= TV Key =

A TV Key is a mechanism for any advertiser or content owner to link consumers to specific interactive television destinations, including enhanced TV applications, from media delivered over broadcast or broadband networks TV Keys can be embedded in any video stream and can be used as an on-screen call to action. TV Keys can also be displayed in newspaper advertisements and other printed collateral. A TV Key associates a brand or memorable word with a numeric code. Viewers enter the TV Key word by matching the letters to numbers on their television remote control.

A TV Key is a feature of the open, standards-based interactive TV services platform provided by Miniweb Interactive and can be used with interactive TV services over multiple television network types including satellite TV and digital terrestrial television. By entering a TV Key through their remote control, the television viewer can access additional video services or interactive content authored in wTVML and presented as a TV Site. For this reason, TV Keys have been described as “numeric shortcuts to online services that can be accessed through a television remote control”.

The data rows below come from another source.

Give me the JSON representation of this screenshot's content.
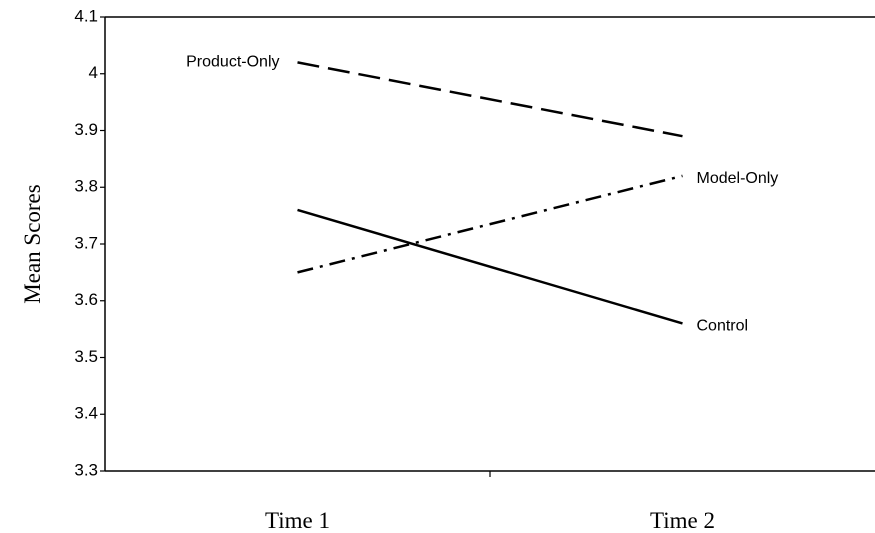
{
  "chart_data": {
    "type": "line",
    "y_label": "Mean Scores",
    "categories": [
      "Time 1",
      "Time 2"
    ],
    "series": [
      {
        "name": "Product-Only",
        "color": "#000000",
        "linestyle": "dashed",
        "values": [
          4.02,
          3.89
        ]
      },
      {
        "name": "Model-Only",
        "color": "#000000",
        "linestyle": "dashdot",
        "values": [
          3.65,
          3.82
        ]
      },
      {
        "name": "Control",
        "color": "#000000",
        "linestyle": "solid",
        "values": [
          3.76,
          3.56
        ]
      }
    ],
    "ylim": [
      3.3,
      4.1
    ],
    "yticks": [
      3.3,
      3.4,
      3.5,
      3.6,
      3.7,
      3.8,
      3.9,
      4,
      4.1
    ],
    "grid": false
  }
}
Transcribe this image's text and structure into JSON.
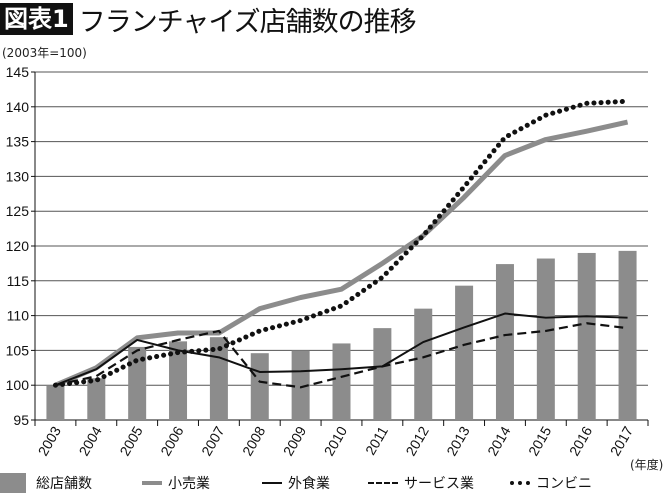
{
  "header": {
    "badge": "図表1",
    "title": "フランチャイズ店舗数の推移"
  },
  "chart_data": {
    "type": "bar+line",
    "title": "フランチャイズ店舗数の推移",
    "ylabel": "(2003年=100)",
    "xlabel": "(年度)",
    "ylim": [
      95,
      145
    ],
    "yticks": [
      95,
      100,
      105,
      110,
      115,
      120,
      125,
      130,
      135,
      140,
      145
    ],
    "grid": true,
    "legend_position": "bottom",
    "categories": [
      "2003",
      "2004",
      "2005",
      "2006",
      "2007",
      "2008",
      "2009",
      "2010",
      "2011",
      "2012",
      "2013",
      "2014",
      "2015",
      "2016",
      "2017"
    ],
    "series": [
      {
        "name": "総店舗数",
        "kind": "bar",
        "color": "#8c8c8c",
        "values": [
          100,
          101,
          105.5,
          106.3,
          106.9,
          104.6,
          105,
          106,
          108.2,
          111,
          114.3,
          117.4,
          118.2,
          119,
          119.3
        ]
      },
      {
        "name": "小売業",
        "kind": "line",
        "style": "solid-thick",
        "color": "#8c8c8c",
        "values": [
          100,
          102.5,
          106.8,
          107.5,
          107.5,
          111,
          112.6,
          113.8,
          117.5,
          121.5,
          127,
          133,
          135.3,
          136.5,
          137.8
        ]
      },
      {
        "name": "外食業",
        "kind": "line",
        "style": "solid",
        "color": "#111111",
        "values": [
          100,
          102.3,
          106.5,
          105,
          104,
          101.9,
          102,
          102.3,
          102.7,
          106.2,
          108.3,
          110.3,
          109.7,
          109.9,
          109.7
        ]
      },
      {
        "name": "サービス業",
        "kind": "line",
        "style": "dashed",
        "color": "#111111",
        "values": [
          100,
          101.3,
          105,
          106.5,
          107.8,
          100.5,
          99.7,
          101.2,
          102.7,
          104,
          105.8,
          107.2,
          107.8,
          108.9,
          108.2
        ]
      },
      {
        "name": "コンビニ",
        "kind": "line",
        "style": "dotted",
        "color": "#111111",
        "values": [
          100,
          100.7,
          103.6,
          104.7,
          105.2,
          107.8,
          109.3,
          111.4,
          115.5,
          121.5,
          128.5,
          135.6,
          138.8,
          140.5,
          140.8
        ]
      }
    ]
  }
}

A TV Key is viewed as one element of a converged broadcast and broadband experience that provides personalized web-style interactivity for television viewers on the TV. It has been designed to encourage usage of an interactive television services and video.

TV Keys have been available since April 2008 on the UK satellite TV provider Sky Digital (BSkyB). The TV Key service is available to all Sky subscribers through the interactive menu and all channels. TV Keys allow broadcasters, television network operators, content owners and advertisers to deliver new services that monetize the way viewers interact with the television.